Is your landlord in foreclosure?
Law You Can Use
Q: What happens if the property I’m renting is in foreclosure?
A: You probably make monthly rent payments to your landlord while your landlord makes mortgage payments to a lender. If your landlord stops making payments, the lender may foreclose on your landlord, which also will affect you. In Ohio, the lender must file a foreclosure complaint before legally taking a house or apartment away from the landlord (owner). Your landlord still owns the property until a court grants a foreclosure judgment and approves a sheriff’s sale.
Q: How will I know if a foreclosure has been filed against my landlord?
A: Generally, the lender (“plaintiff”) will name you as a tenant in the foreclosure complaint, but may only list you as “Jane or John Doe” or “unknown tenant at [your address].” You are unlikely to get a copy of the foreclosure judgment, but keep any notification you receive so you can find out how the case is progressing or get legal advice, if necessary.
Q: How can I find out about the status of the foreclosure case?
A: Check with your local clerk of courts for your county’s Court of Common Pleas. Many clerks have case information online (www.occaohio.com/countylist.aspx?qname=All). You may need to provide your landlord’s name to get information about the foreclosure, which is a civil lawsuit.

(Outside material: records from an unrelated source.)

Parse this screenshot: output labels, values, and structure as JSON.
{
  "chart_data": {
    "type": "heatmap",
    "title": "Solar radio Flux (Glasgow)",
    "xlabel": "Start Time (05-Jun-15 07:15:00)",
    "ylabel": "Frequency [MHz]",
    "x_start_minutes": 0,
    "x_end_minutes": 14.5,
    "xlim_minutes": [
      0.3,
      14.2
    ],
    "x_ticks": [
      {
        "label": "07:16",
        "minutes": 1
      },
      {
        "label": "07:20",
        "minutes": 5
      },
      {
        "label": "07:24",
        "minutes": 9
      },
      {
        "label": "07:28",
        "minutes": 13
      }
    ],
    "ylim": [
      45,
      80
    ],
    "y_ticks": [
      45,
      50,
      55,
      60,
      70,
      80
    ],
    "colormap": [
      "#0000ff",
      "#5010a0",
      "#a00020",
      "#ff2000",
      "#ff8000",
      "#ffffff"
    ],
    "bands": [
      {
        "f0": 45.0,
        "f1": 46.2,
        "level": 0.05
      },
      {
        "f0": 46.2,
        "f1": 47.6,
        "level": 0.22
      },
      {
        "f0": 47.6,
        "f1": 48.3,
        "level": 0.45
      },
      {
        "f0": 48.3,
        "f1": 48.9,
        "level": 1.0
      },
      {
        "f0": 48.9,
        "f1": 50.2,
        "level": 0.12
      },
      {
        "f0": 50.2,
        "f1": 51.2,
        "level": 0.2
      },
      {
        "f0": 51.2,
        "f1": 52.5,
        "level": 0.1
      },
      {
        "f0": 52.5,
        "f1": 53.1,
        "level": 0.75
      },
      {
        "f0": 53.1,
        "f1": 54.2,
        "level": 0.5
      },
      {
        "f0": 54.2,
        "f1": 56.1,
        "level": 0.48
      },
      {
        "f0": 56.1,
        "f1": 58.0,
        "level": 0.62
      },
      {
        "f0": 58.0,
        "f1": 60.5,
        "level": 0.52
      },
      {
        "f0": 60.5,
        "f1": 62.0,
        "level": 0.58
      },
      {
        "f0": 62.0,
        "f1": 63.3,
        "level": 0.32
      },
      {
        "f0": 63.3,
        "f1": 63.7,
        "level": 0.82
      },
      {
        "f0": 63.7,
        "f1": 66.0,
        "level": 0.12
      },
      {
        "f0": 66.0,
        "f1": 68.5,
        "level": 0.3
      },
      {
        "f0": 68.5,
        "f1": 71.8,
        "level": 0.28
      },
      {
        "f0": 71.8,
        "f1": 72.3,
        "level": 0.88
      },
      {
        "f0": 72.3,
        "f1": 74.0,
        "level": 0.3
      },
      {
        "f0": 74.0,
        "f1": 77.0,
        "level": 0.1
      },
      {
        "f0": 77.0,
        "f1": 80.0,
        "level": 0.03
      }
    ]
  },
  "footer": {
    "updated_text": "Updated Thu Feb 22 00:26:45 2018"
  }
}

Q: Can I stop paying rent if a foreclosure lawsuit is filed against my landlord?
A: No. Your landlord still owns the property until there is a judgment and sale, and if you stop paying your rent, your landlord could file an eviction action in court, even during a foreclosure action.
Q: Can I break my lease if a foreclosure lawsuit is filed against my landlord?
A: Generally, a foreclosure filing doesn’t allow you to break your lease unless your lease agreement says otherwise. If you do so, your landlord could sue you for money damages. If you decide to move, you may want to negotiate with your landlord to terminate your lease early. If you reach an agreement, make sure it’s in writing and signed by your landlord, yourself and anyone else on the lease.
Q: Must my landlord maintain the property while it goes through foreclosure?
A: Yes. Until the court approves the sale, your landlord must still fulfill all obligations, such as making repairs, just as you must continue to pay rent.
Q: Can my landlord still collect rent after the court issues a foreclosure judgment and approves the property sale?
A: No. Once a “confirmation of sale” has been filed with the court, it cuts off all the owner/landlord’s rights, including the right to collect rent, but you should continue to set aside rent payment so you can pay the new owner. Whoever purchased the property at the sheriff’s sale will become your new landlord because the lease survives the foreclosure sale. The new owner should tell you where to make your rental payment, and the amount should not change. Also, the new owner must make any repairs that the lease or Ohio law would have required the old owner to make.
Q: Can I stay in my apartment once the foreclosure process is completed?
A: Yes, for at least 90 days. Under the federal Protecting Tenants at Foreclosure Act (PTFA), which applies to anyone who bought a property on or after May 20, 2009, as the result of a foreclosure, the new owner generally must keep you as a tenant. Usually, the new owner is the lender (plaintiff), who buys the property back from the landlord at the sheriff’s sale, so the lending company may become your new landlord.
Q: Can the new owner force me to move out?
A: Possibly, but you should receive at least 90 days’ notice before the new owner can make you leave. If you are a “bona fide tenant” with a “bona fide lease,” then you have the right to stay in your home until your current lease ends. If, however, the new owner intends to live on the property, you must receive at least 90 days’ advance notice to move out. The new owner can evict you if you do not leave after being properly notified. (Note: You must meet certain criteria to be a “bona fide” tenant with a “bona fide” lease. Consult an attorney if you are unsure about your tenancy status.)
Q: Can the court evict me through the foreclosure action?
A: No. If you are a “bona fide tenant” with a “bona fide lease agreement,” then the new owner must give you a 90-day eviction notice. If you do not move within 90 days, the new owner must: 1) serve you with a three-day Notice to Leave Premises and 2) file an eviction action. Under the PTFA, you may have the right to stay through the end of your lease.
Q: Where can I get more information or legal help?
A: Go to www.ohiolegal services.org/programs or call 866-529-6446 to locate the legal aid program in your area. You must be financially eligible to receive services, including advice.
This column was provided by the Ohio State Bar Association (OSBA) and prepared by attorney Joe Maskovyak, of the Ohio Poverty Law Center in Columbus. Articles appearing in this column are intended to provide broad, general information about the law. Before applying this information to a specific legal problem, the OSBA urges readers to seek advice from an attorney.